VI Nations: Les Anglais sont-ils des joueurs toujours aussi détestables?
XV de France•Les Bleus retrouvent leurs meilleurs ennemis samedi à Twickenham pour la dernière journée du tournoi…Julien Laloye
Le dialogue sent bon le crunch vrai, celui des années 80, quand tous les coups étaient permis, surtout les plus bas, en dessous de la ceinture ou des sourcils.

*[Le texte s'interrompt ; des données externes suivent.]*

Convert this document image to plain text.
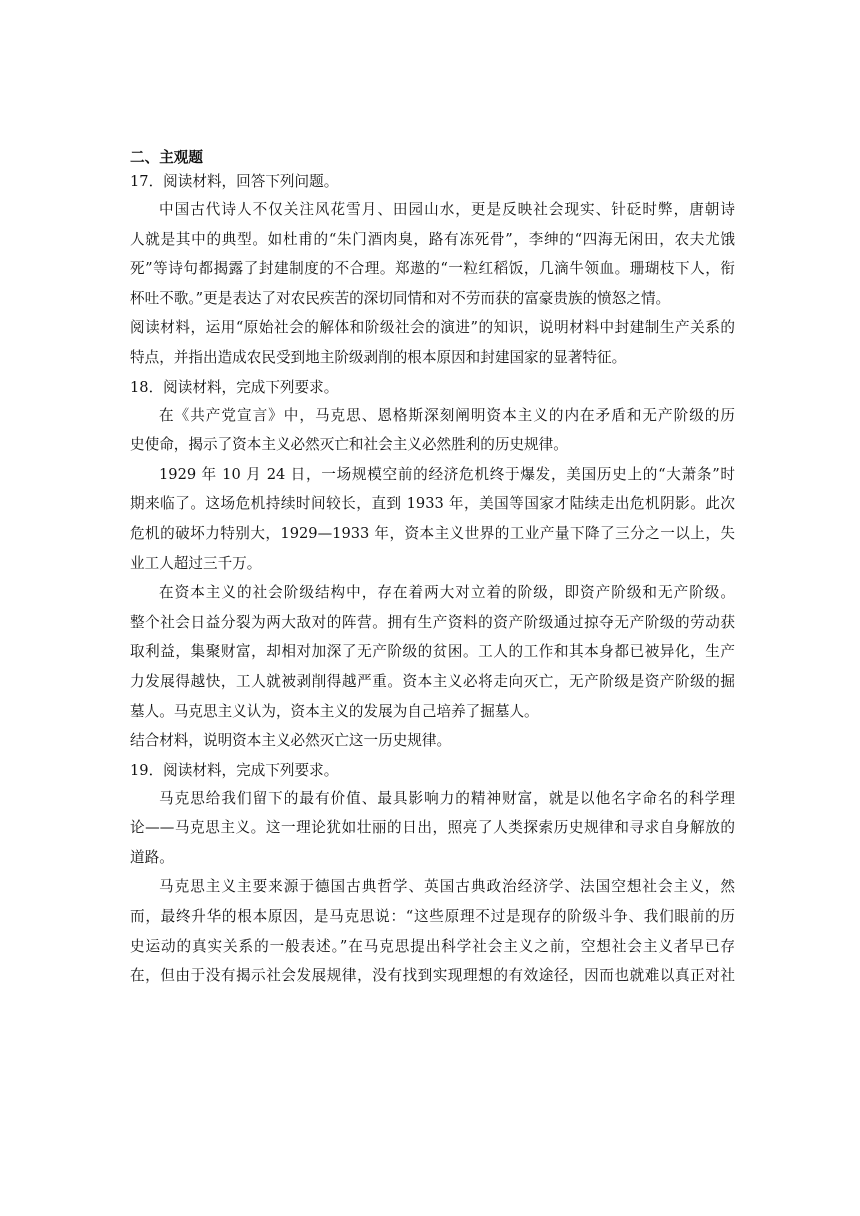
二、主观题
17．阅读材料，回答下列问题。
中国古代诗人不仅关注风花雪月、田园山水，更是反映社会现实、针砭时弊，唐朝诗
人就是其中的典型。如杜甫的“朱门酒肉臭，路有冻死骨”，李绅的“四海无闲田，农夫尤饿
死”等诗句都揭露了封建制度的不合理。郑遨的“一粒红稻饭，几滴牛领血。珊瑚枝下人，衔
杯吐不歌。”更是表达了对农民疾苦的深切同情和对不劳而获的富豪贵族的愤怒之情。
阅读材料，运用“原始社会的解体和阶级社会的演进”的知识，说明材料中封建制生产关系的
特点，并指出造成农民受到地主阶级剥削的根本原因和封建国家的显著特征。
18．阅读材料，完成下列要求。
在《共产党宣言》中，马克思、恩格斯深刻阐明资本主义的内在矛盾和无产阶级的历
史使命，揭示了资本主义必然灭亡和社会主义必然胜利的历史规律。
1929 年 10 月 24 日，一场规模空前的经济危机终于爆发，美国历史上的“大萧条”时
期来临了。这场危机持续时间较长，直到 1933 年，美国等国家才陆续走出危机阴影。此次
危机的破坏力特别大，1929—1933 年，资本主义世界的工业产量下降了三分之一以上，失
业工人超过三千万。
在资本主义的社会阶级结构中，存在着两大对立着的阶级，即资产阶级和无产阶级。
整个社会日益分裂为两大敌对的阵营。拥有生产资料的资产阶级通过掠夺无产阶级的劳动获
取利益，集聚财富，却相对加深了无产阶级的贫困。工人的工作和其本身都已被异化，生产
力发展得越快，工人就被剥削得越严重。资本主义必将走向灭亡，无产阶级是资产阶级的掘
墓人。马克思主义认为，资本主义的发展为自己培养了掘墓人。
结合材料，说明资本主义必然灭亡这一历史规律。
19．阅读材料，完成下列要求。
马克思给我们留下的最有价值、最具影响力的精神财富，就是以他名字命名的科学理
论——马克思主义。这一理论犹如壮丽的日出，照亮了人类探索历史规律和寻求自身解放的
道路。
马克思主义主要来源于德国古典哲学、英国古典政治经济学、法国空想社会主义，然
而，最终升华的根本原因，是马克思说：“这些原理不过是现存的阶级斗争、我们眼前的历
史运动的真实关系的一般表述。”在马克思提出科学社会主义之前，空想社会主义者早已存
在，但由于没有揭示社会发展规律，没有找到实现理想的有效途径，因而也就难以真正对社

A ma gauche, Will Carling, le Carling du «Sorry, good game», à ma droite, Brian Moore, dit le pitbull, un pilier à l’ancienne qui savait mordre les mollets. Les deux potes de baston échangent sur l’Angleterre-France de samedi sur Twitter, Moore le premier: «Encore trois jours avant le match, je ne joue même plus et pourtant je suis tout excité rien que d’y penser». Réponse de Will: «Le Crunch a perdu de son intensité, de sa splendeur et même de sa violence occasionnelle des années 90. C’est une bonne nouvelle ou c’est dommage?»
« There's still three days before the England v France game, I'm not even playing and I can feel myself still getting wound up. — Brian Moore (@brianmoore666) March 18, 2015 »
Allons donc, c’en serait fini de ces bandits anglais et de leurs charges crampons en avant, loin du ballon ou près de Serge Blanco? «Je sais que vous aimez cette image de vilains, mais l’Angleterre ce n’est pas ça, sourit Richard Pool-Jones, l’ancien troisième ligne du Stade Français. Non seulement, les Anglais sont toujours des gens bien, mais en plus ils ont ajouté aux "qualités" qu’on veut bien leur prêter, une ligne de trois-quarts créative, capable d’exploits techniques». Bien élevés et talentueux en plus, c’en est trop. Même les mots d’avant-match, autrefois savoureux – Carling et ses causeries sur Azincourt, ça devait valoir le détour - ont perdu de leur fiel.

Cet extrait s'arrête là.